Mutations in receptor tyrosine kinase (RTK) growth factor receptors (epidermal growth factor receptor, platelet-derived growth factor receptor, MET and ERBB2), which result in downstream activation ...of the RAS/RAF/MEK/ERK mitogen-activated protein kinase (MAPK) pathway and PI(3)K/Akt pathway, are found in almost all high-grade gliomas and MAPK signaling is necessary for continued glioma maintenance. In addition, BRAF is mutated in the majority of low-grade gliomas and its expression and activity is significantly increased in the majority of high-grade gliomas. Although the importance of RTKs and RAS signaling in glioma development has been shown, the role of BRAF has yet to be characterized.

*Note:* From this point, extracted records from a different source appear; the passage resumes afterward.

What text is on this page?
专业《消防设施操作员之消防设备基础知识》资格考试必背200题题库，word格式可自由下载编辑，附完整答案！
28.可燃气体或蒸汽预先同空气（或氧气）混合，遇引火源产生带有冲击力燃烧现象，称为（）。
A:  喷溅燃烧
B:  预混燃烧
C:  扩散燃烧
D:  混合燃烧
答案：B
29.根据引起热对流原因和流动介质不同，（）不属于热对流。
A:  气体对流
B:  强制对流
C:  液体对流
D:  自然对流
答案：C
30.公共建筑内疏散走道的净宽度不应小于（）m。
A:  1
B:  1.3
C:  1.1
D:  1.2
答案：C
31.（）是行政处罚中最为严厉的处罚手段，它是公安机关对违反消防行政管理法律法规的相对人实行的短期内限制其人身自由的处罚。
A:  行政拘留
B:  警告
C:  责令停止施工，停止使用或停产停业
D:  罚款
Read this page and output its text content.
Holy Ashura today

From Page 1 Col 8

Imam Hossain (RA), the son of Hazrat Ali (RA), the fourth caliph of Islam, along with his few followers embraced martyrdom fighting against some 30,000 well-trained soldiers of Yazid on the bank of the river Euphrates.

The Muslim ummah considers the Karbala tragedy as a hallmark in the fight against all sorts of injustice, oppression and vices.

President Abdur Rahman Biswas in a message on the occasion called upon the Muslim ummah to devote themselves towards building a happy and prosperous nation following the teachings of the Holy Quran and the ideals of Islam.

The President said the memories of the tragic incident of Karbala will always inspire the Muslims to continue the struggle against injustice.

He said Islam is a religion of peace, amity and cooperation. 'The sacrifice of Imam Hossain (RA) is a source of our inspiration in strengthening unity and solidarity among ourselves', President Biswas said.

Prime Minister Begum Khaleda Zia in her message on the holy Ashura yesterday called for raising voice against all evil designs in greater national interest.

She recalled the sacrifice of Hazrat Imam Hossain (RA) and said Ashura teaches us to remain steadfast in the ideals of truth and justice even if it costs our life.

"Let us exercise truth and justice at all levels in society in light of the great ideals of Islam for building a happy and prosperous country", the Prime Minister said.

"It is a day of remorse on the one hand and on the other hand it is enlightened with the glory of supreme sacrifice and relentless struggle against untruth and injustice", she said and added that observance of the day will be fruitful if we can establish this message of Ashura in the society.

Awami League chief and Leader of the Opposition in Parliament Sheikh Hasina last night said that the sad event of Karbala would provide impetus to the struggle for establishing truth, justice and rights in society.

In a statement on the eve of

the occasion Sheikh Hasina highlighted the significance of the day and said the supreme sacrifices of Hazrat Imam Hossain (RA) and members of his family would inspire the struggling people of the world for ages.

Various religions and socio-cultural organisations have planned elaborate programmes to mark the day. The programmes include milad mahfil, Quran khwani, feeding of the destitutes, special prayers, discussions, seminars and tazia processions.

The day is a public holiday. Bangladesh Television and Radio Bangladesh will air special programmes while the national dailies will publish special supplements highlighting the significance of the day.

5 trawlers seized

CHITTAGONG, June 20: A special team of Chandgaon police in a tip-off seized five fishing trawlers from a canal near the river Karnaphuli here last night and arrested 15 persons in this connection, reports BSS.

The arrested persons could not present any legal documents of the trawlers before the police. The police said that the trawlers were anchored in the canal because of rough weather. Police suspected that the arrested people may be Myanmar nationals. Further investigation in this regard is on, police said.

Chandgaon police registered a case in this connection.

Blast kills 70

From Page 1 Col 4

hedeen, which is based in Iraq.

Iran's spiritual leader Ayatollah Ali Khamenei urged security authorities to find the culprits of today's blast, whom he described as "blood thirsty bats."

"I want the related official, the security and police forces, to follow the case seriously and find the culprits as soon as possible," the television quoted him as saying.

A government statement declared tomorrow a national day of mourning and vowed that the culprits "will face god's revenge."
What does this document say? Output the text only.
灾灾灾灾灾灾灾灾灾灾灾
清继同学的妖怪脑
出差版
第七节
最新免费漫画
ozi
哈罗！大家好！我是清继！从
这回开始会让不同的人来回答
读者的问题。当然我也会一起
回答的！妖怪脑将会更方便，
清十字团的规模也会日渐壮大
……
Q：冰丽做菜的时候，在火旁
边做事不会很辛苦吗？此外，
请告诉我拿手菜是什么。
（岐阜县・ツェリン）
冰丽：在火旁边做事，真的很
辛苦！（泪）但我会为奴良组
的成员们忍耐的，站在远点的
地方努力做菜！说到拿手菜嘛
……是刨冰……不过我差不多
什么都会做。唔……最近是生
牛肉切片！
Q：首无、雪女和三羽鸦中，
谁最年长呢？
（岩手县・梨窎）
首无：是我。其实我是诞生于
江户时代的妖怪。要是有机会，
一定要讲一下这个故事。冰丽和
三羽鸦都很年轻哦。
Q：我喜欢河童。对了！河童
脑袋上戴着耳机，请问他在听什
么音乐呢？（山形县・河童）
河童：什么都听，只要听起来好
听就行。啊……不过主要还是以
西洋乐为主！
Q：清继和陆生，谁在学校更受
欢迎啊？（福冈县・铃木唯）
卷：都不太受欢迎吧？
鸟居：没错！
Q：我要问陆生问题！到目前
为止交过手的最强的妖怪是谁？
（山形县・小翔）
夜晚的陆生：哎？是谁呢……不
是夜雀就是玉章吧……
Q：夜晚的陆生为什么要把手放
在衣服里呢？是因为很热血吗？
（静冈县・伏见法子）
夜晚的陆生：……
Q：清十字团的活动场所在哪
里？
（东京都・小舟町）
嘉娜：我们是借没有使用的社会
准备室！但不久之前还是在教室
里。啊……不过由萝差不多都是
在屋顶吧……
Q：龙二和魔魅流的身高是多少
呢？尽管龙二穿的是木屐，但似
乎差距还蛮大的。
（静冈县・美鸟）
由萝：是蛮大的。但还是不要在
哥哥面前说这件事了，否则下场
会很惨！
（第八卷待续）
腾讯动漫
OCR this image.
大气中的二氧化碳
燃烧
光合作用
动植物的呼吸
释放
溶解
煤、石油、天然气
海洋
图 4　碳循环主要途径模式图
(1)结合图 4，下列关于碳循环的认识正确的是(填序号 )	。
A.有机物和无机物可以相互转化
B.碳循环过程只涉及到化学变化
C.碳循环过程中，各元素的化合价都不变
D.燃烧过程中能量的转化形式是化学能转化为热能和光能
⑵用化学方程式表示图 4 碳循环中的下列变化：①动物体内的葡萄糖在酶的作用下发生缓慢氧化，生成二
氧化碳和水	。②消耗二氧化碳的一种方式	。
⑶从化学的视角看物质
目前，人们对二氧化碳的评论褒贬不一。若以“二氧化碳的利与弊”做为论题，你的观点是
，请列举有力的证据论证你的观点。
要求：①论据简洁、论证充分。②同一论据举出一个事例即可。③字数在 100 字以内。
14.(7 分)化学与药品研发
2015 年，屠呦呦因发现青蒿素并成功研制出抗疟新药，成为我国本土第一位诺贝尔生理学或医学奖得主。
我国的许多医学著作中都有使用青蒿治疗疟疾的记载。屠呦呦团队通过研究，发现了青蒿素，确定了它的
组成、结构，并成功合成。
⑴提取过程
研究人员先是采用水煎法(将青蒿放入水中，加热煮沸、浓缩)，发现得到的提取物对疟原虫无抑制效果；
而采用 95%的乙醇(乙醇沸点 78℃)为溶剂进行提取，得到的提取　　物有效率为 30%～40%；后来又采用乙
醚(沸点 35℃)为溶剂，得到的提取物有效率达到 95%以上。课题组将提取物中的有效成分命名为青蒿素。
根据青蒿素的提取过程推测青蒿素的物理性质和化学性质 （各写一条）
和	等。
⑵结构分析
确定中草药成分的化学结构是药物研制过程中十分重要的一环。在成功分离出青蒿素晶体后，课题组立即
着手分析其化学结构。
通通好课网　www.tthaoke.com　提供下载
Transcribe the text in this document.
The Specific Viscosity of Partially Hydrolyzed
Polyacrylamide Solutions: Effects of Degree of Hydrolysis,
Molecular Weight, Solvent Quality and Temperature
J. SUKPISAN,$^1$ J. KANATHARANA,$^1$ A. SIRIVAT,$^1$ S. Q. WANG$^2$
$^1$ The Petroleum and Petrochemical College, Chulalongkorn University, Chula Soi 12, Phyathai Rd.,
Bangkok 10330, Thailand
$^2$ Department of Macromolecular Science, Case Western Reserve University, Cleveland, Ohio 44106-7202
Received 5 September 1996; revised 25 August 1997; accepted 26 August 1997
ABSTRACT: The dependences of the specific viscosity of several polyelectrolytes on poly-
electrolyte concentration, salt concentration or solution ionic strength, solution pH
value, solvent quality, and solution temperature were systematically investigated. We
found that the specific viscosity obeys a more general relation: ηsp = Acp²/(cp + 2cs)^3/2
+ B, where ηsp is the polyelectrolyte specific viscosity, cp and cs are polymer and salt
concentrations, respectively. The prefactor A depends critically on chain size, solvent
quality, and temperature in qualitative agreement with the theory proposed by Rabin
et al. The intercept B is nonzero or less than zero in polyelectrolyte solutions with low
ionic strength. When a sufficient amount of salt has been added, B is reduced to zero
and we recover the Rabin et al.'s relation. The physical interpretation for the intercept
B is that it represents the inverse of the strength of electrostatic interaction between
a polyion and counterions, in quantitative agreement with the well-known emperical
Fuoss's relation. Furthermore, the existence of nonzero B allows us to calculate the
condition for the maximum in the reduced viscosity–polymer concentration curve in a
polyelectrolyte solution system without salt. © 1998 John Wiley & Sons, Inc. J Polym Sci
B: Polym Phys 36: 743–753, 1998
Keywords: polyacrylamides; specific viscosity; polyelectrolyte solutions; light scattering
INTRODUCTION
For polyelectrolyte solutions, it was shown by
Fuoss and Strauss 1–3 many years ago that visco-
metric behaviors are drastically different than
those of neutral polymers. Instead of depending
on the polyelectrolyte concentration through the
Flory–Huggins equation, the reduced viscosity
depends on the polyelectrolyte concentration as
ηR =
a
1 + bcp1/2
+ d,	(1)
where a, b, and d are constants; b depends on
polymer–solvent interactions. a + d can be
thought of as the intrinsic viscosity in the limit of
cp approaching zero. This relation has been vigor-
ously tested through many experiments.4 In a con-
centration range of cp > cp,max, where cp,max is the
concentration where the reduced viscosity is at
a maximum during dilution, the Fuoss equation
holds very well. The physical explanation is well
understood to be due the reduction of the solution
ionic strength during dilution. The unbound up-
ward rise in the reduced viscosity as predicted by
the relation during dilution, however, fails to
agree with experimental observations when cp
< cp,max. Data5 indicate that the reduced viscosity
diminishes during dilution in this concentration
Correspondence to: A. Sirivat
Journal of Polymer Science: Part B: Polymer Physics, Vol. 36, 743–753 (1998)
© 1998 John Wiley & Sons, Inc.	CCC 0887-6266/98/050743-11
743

We evaluated the effect of activated BRAF in glioma formation using the retroviral replication-competent avian leukosis virus long terminal repeat, splice acceptor (RCAS)/TVA system to transfer genes encoding activated forms of BRAF, KRas, Akt and Cre to nestin-expressing neural progenitor cells in Ink4a/Arf(lox/lox) mice in vivo. Although expression of activated BRAF alone is not sufficient for tumorigenesis, the combination of activated BRAF and Akt or BRAF with Ink4a/Arf loss is transforming. Interestingly, activated BRAF generates gliomas with characteristics similar to activated KRas in the context of Akt but not Ink4a/Arf loss. Our studies show a role for BRAF activation and signaling in glioma development and as potential target for glioma therapy.